Boniface Okechukwu Offokaja (21 May 1940 – 10 November 2018) was a Nigerian broadcaster. He was one of the secondary school students who represented Nigeria in a 1957 High School debate. He became the first Nigerian to become the head of the news department, Nigerian Television Service (NTV) in 1963.

==Life and education==
Boniface Offokaja was born in the Northern Nigeria region (present-day Kano State) on 21 May 1941. His parents were Thomas Igala Offokaja and Susanna Offokaja.

He attended St. Gregory College, Lagos, Nigeria. He subsequently enrolled into the University of London, where he studied history and economics. He then went over to the Sorbonne University in Paris where he studied History of Ideas. He afterwards became a practicing broadcaster.

==Career==
Offokaja worked as a broadcaster. He was the first Nigerian to head the news department of the Nigerian Television service (NTV) beginning from June 1963.

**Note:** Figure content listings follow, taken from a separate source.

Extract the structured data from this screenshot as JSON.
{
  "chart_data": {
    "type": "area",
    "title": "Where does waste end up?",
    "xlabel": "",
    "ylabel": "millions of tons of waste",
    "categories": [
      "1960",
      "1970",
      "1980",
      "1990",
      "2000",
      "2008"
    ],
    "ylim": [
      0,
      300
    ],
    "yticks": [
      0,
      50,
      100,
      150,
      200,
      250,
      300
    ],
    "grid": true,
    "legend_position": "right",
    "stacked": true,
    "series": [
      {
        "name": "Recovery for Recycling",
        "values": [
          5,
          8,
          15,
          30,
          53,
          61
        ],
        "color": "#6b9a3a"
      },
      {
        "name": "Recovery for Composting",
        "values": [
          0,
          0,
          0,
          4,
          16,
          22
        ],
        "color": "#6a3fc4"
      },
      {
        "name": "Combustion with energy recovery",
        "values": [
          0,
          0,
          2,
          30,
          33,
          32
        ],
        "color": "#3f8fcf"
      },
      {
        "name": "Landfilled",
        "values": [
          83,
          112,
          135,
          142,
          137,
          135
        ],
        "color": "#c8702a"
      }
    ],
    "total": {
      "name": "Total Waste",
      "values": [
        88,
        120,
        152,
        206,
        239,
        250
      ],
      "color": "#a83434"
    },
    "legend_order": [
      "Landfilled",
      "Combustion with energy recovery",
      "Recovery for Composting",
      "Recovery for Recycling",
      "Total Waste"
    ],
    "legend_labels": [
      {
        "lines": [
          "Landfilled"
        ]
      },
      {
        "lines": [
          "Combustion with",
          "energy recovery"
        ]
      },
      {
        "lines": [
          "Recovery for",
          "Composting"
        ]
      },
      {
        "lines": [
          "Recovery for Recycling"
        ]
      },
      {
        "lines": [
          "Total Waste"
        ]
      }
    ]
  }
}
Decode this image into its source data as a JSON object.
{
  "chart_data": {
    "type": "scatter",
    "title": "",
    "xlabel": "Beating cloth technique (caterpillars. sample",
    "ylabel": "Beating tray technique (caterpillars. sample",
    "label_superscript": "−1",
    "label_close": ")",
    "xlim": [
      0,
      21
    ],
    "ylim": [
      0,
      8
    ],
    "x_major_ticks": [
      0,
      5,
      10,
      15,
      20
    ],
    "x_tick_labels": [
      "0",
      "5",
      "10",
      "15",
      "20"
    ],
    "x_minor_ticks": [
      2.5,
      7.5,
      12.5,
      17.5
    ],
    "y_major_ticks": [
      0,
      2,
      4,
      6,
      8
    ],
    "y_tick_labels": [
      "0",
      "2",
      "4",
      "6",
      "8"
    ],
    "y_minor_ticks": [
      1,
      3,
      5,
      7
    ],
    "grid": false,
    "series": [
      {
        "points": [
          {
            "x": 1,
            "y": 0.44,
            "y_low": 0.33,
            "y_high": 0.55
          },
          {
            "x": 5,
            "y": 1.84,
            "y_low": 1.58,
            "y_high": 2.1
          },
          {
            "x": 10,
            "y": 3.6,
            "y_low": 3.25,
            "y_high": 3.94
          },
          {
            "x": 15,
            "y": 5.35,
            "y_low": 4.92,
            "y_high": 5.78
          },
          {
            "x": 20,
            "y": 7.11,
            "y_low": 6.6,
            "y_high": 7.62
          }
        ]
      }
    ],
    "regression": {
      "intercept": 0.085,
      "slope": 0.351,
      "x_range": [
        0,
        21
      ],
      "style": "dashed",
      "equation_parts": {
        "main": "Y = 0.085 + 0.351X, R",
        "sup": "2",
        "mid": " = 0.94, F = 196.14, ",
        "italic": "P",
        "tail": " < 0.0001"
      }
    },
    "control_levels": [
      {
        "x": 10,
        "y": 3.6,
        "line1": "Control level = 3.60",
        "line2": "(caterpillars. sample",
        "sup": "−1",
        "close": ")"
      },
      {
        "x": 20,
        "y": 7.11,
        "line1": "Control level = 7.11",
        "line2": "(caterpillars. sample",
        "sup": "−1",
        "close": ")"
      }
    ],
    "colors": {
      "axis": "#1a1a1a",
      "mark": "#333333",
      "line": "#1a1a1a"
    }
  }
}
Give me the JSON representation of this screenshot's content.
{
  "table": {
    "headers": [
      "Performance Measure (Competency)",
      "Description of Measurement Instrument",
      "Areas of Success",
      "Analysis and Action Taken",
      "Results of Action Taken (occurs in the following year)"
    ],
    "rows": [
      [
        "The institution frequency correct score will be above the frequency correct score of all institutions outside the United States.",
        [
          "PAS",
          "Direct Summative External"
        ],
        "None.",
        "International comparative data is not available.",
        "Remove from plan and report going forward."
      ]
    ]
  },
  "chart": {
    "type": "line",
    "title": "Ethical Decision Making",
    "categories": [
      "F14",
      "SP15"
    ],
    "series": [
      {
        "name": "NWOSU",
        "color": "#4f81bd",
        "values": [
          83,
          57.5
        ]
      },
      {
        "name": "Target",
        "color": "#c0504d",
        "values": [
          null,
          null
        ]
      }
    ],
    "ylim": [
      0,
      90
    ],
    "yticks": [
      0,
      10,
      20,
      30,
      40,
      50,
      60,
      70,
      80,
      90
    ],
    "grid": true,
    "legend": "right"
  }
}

During the Nigerian Civil War (1967–1970), he worked with AFP in the East-Central State. He afterwards became director of news and current affairs.

He retired from active service in 1984, as director general of Anambra Broadcasting Service (ABS). The Anambra State government owed him part of his retirement gratuity, which got paid during the administration of governor Willie Obiano, in 2017, alongside a veteran Nollywood actor, Pete Edochie, who worked at the same place and retired in 1998.